Les preuves rationnelles décisives ne font qu’établir qu’Il est une divinité unique, aussi pour les théologiens comme pour les gens du dévoilement : il n’est de divinité que Lui !
Après
qu’aient été établies la preuve rationnelle de Son unicité
ainsi que la science évidente et non moins rationnelle de Son «
existence » (note du trad. toute expression, étant forcément
limitative, ne saurait s’appliquer de manière totalement adéquate
à Allâh…), nous avons vu que les « gens de Dieu », qu’il
s’agisse de saints, de prophètes ou d’envoyés, apportent des
éléments de connaissance relatifs aux attributs divins que la
raison condamne bien qu’ils soient confirmés par les descriptions
des prophéties et par les indications divines. Les gens de la Voie
ont étudié ces significations (hermétiques) pour obtenir une
connaissance qui les distingue des théologiens, lesquels se sont
arrêtés là où les avait conduit leur cogitation, malgré la foi
qu’ils ajoutent aux indications divines ; c’est pourquoi ils ont
dit : « Nous savons qu’il y a une étape de la connaissance qui
dépasse celle de la perception rationnelle dont elle est
indépendante et qui appartient aux prophètes ; c’est par elle que
les grands saints acceptent les inspirations qui leur sont
communiquées à propos de la Majesté divine. »
Ce
groupe (de connaissants) a œuvré pour l’obtenir en pratiquant des
retraites spirituelles (khalawât) et (en
répétant) des litanies recommandées par la Loi en vue de purifier
leur cœur et d’en ôter les souillures de réflexion ; car le «
penseur » ne médite que sur les créatures (non sur l’Essence
divine) et sur ce qu’il convient d’attribuer à Celui qui a reçu
ce Nom de « Dieu ». Ne trouvant pas d’attributs personnels à Lui
attribuer (çifa ithbât nafsiyya), il se met à examiner tous
les attributs qui ont un correspondant possible chez la créature en
niant qu’un tel attribut puisse être divin afin de ne pas
soumettre (la Divinité) à son statut de la même façon que la
créature.

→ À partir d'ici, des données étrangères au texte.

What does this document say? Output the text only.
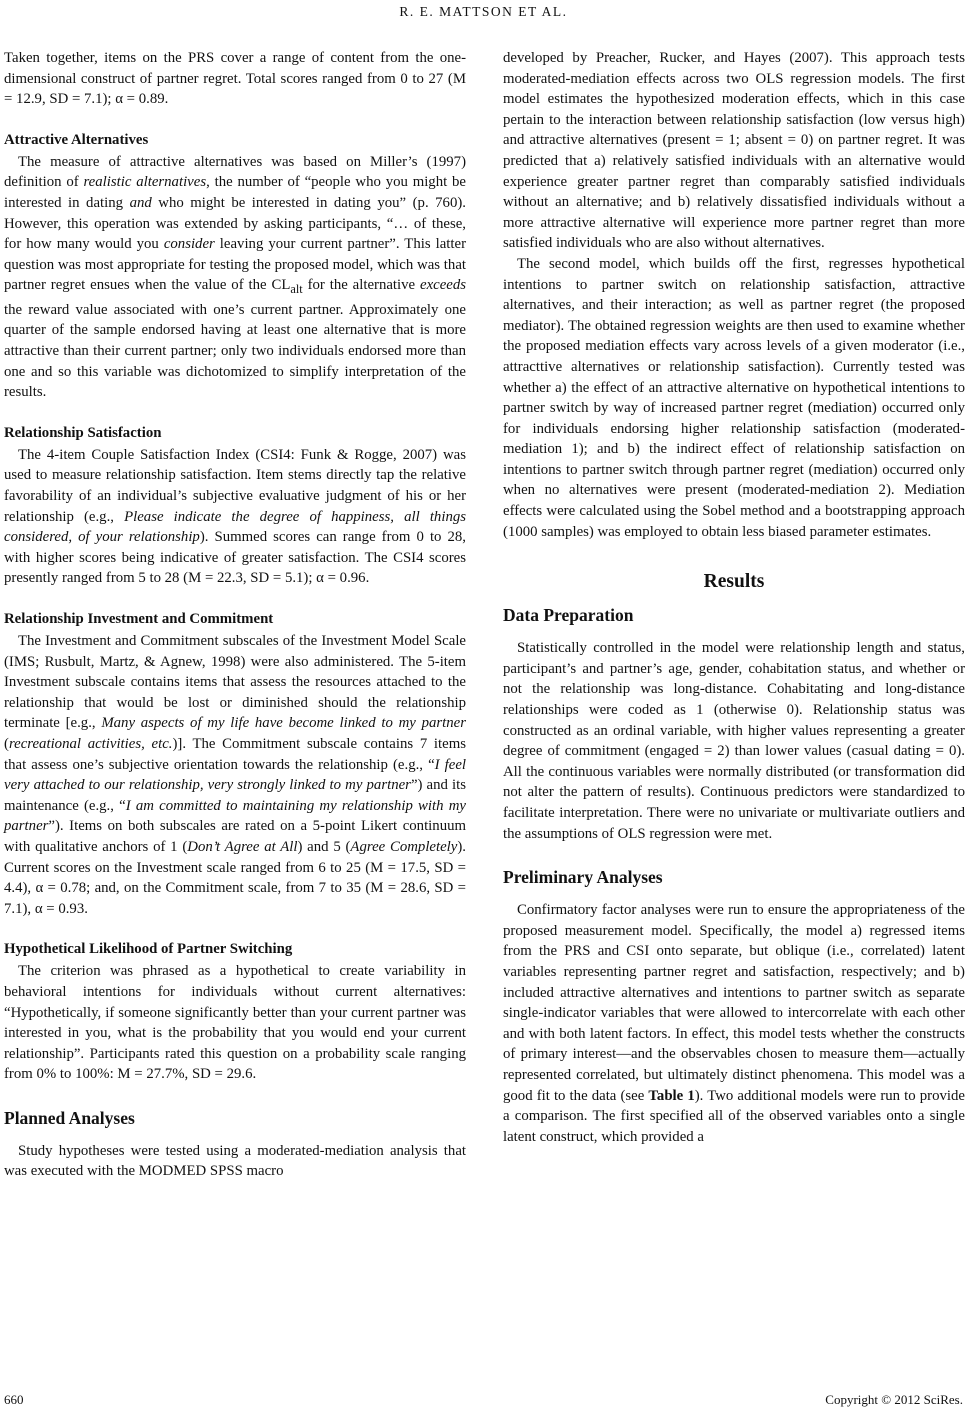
R. E. MATTSON ET AL.

Taken together, items on the PRS cover a range of content from the one-dimensional construct of partner regret. Total scores ranged from 0 to 27 (M = 12.9, SD = 7.1); α = 0.89.

Attractive Alternatives

The measure of attractive alternatives was based on Miller’s (1997) definition of realistic alternatives, the number of “people who you might be interested in dating and who might be interested in dating you” (p. 760). However, this operation was extended by asking participants, “… of these, for how many would you consider leaving your current partner”. This latter question was most appropriate for testing the proposed model, which was that partner regret ensues when the value of the $CL_{alt}$ for the alternative exceeds the reward value associated with one’s current partner. Approximately one quarter of the sample endorsed having at least one alternative that is more attractive than their current partner; only two individuals endorsed more than one and so this variable was dichotomized to simplify interpretation of the results.

Relationship Satisfaction

The 4-item Couple Satisfaction Index (CSI4: Funk & Rogge, 2007) was used to measure relationship satisfaction. Item stems directly tap the relative favorability of an individual’s subjective evaluative judgment of his or her relationship (e.g., Please indicate the degree of happiness, all things considered, of your relationship). Summed scores can range from 0 to 28, with higher scores being indicative of greater satisfaction. The CSI4 scores presently ranged from 5 to 28 (M = 22.3, SD = 5.1); α = 0.96.

Relationship Investment and Commitment

The Investment and Commitment subscales of the Investment Model Scale (IMS; Rusbult, Martz, & Agnew, 1998) were also administered. The 5-item Investment subscale contains items that assess the resources attached to the relationship that would be lost or diminished should the relationship terminate [e.g., Many aspects of my life have become linked to my partner (recreational activities, etc.)]. The Commitment subscale contains 7 items that assess one’s subjective orientation towards the relationship (e.g., “I feel very attached to our relationship, very strongly linked to my partner”) and its maintenance (e.g., “I am committed to maintaining my relationship with my partner”). Items on both subscales are rated on a 5-point Likert continuum with qualitative anchors of 1 (Don’t Agree at All) and 5 (Agree Completely). Current scores on the Investment scale ranged from 6 to 25 (M = 17.5, SD = 4.4), α = 0.78; and, on the Commitment scale, from 7 to 35 (M = 28.6, SD = 7.1), α = 0.93.

Hypothetical Likelihood of Partner Switching

The criterion was phrased as a hypothetical to create variability in behavioral intentions for individuals without current alternatives: “Hypothetically, if someone significantly better than your current partner was interested in you, what is the probability that you would end your current relationship”. Participants rated this question on a probability scale ranging from 0% to 100%: M = 27.7%, SD = 29.6.

Planned Analyses

Study hypotheses were tested using a moderated-mediation analysis that was executed with the MODMED SPSS macro

developed by Preacher, Rucker, and Hayes (2007). This approach tests moderated-mediation effects across two OLS regression models. The first model estimates the hypothesized moderation effects, which in this case pertain to the interaction between relationship satisfaction (low versus high) and attractive alternatives (present = 1; absent = 0) on partner regret. It was predicted that a) relatively satisfied individuals with an alternative would experience greater partner regret than comparably satisfied individuals without an alternative; and b) relatively dissatisfied individuals without a more attractive alternative will experience more partner regret than more satisfied individuals who are also without alternatives.

The second model, which builds off the first, regresses hypothetical intentions to partner switch on relationship satisfaction, attractive alternatives, and their interaction; as well as partner regret (the proposed mediator). The obtained regression weights are then used to examine whether the proposed mediation effects vary across levels of a given moderator (i.e., attracttive alternatives or relationship satisfaction). Currently tested was whether a) the effect of an attractive alternative on hypothetical intentions to partner switch by way of increased partner regret (mediation) occurred only for individuals endorsing higher relationship satisfaction (moderated-mediation 1); and b) the indirect effect of relationship satisfaction on intentions to partner switch through partner regret (mediation) occurred only when no alternatives were present (moderated-mediation 2). Mediation effects were calculated using the Sobel method and a bootstrapping approach (1000 samples) was employed to obtain less biased parameter estimates.

Results
Data Preparation

Statistically controlled in the model were relationship length and status, participant’s and partner’s age, gender, cohabitation status, and whether or not the relationship was long-distance. Cohabitating and long-distance relationships were coded as 1 (otherwise 0). Relationship status was constructed as an ordinal variable, with higher values representing a greater degree of commitment (engaged = 2) than lower values (casual dating = 0). All the continuous variables were normally distributed (or transformation did not alter the pattern of results). Continuous predictors were standardized to facilitate interpretation. There were no univariate or multivariate outliers and the assumptions of OLS regression were met.

Preliminary Analyses

Confirmatory factor analyses were run to ensure the appropriateness of the proposed measurement model. Specifically, the model a) regressed items from the PRS and CSI onto separate, but oblique (i.e., correlated) latent variables representing partner regret and satisfaction, respectively; and b) included attractive alternatives and intentions to partner switch as separate single-indicator variables that were allowed to intercorrelate with each other and with both latent factors. In effect, this model tests whether the constructs of primary interest—and the observables chosen to measure them—actually represented correlated, but ultimately distinct phenomena. This model was a good fit to the data (see Table 1). Two additional models were run to provide a comparison. The first specified all of the observed variables onto a single latent construct, which provided a

660	Copyright © 2012 SciRes.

C’est ainsi qu’ont procédé certains théoriciens en
matière de théologie affirmant l’existence de tel attribut dans
le monde sensible et le niant comme attribut du non-manifesté (vice
versa). Or, il est impossible que l’Essence soit associée en
quelque façon à la créature dans un attribut quelconque, car
chaque attribut propre au possible (à la créature) disparaît avec
la disparition même de ce possible (note du trad. En clair, le mort
ne peut être qualifié de « vivant » par exemple), ce qui est le
cas des attributs personnels, ou encore disparaît en dépit de (la
prolongation de) l’existence de ce possible, ce qui peut être le
cas des attributs.
D’autre
part, ces attributs que les théologiens voudraient tantôt accorder
et tantôt nier dans le monde sensible ou dans le non-manifesté
relèvent en eux-mêmes (tels qu’ils les ont envisagés) du
possible ; ce faisant, c’est comme s’ils avaient décrit l’Etre
nécessaire en lui-même par ce qui est possible par nature. Or, le
Nécessaire ne S’accommode pas de ce qui peut être ou ne pas être,
et si une telle description est impossible compte tenu de la nature
réelle de ces attributs, il ne reste plus qu’une communauté
d’attributs purement verbale puisque cette association
(d’attributs) est nulle et non avenue, que l’on considère leur
nature ou leur définition. Jamais l’Attribut divin ne sera
assimilé (associé) à l’attribut créé dans une définition
commune, si bien qu’il est vain de vouloir rejeter ce que les
théologiens ont soutenu ou au contraire nié en affirmant que tel
attribut appartient au monde sensible ou n’appartient pas au
non-manifesté.
Aussi,
lorsque nous soutenons que Dieu est savant, cela n’a pas la même
signification que lorsque nous disons d’un homme qu’il est
savant, car ni la signification ni la nature de la science ne sont
identiques dans les deux cas. L’attribution de la science à Dieu
est radicalement différente de son attribution à la créature. Si
la Science éternelle et la science créée étaient d’une Essence
unique, elles auraient reçu une même définition essentielle et ce
qui eût été impossible pour l’une l’eût été pour l’autre
en vertu de leur commune nature. Or, nous avons vu que les choses
n’étaient pas ainsi.
(Muhyî-d-Dîn
Ibn Arabî, Extraits du Chap.50 des Futûhât : De la connaissance
des hommes de la perplexité et de l’impuissance ; traduit par
A.Penot)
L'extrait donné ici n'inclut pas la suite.